= Ismaël Habib =

Canadian convict

Ismaël Habib (born 1988) is the first Canadian adult to be found guilty following a trial of a new Canadian law that prohibits people from trying to leave Canada to participate in the activities of a terrorist group. The Canadian law, section 83.181, was created by the conservative government of Stephen Harper in 2013. Habib had gone to Syria in 2013 and allegedly had contacts with jihadist groups fighting the Syrian government of Bashar al-Assad. Upon his return to Quebec, he made several attempts to acquire a false passport. He claims this was to find his wife and two children found in ISIL-controlled territory in Syria.
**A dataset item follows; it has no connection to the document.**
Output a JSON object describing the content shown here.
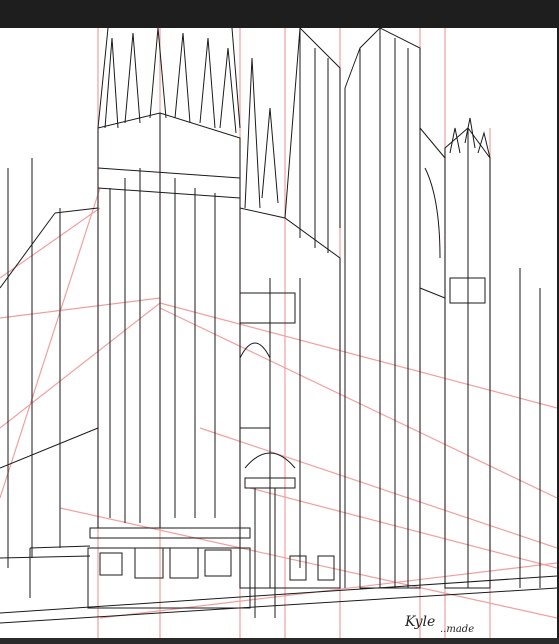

However, the Canadian authorities claimed it was an effort on his part to join ISIL. In a long-running sting operation starting in 2015, the Royal Canadian Mounted Police (RCMP) implicated him in plans to join ISIL. Habib was first detained in February 2016 in Gatineau, Quebec, when he was charged with threatening his girlfriend in a domestic violence case. This led the authorities to charge him with the terror-related counts in Montreal. In June 2017, he was found guilty of attempting "to leave Canada to commit a terrorist act". On 29 September 2017, he was sentenced to nine years in prison including eight years for attempting to leave Canada and one year for providing false information to obtain a passport. The sentences are to be served consecutively minus the time he's already served in custody.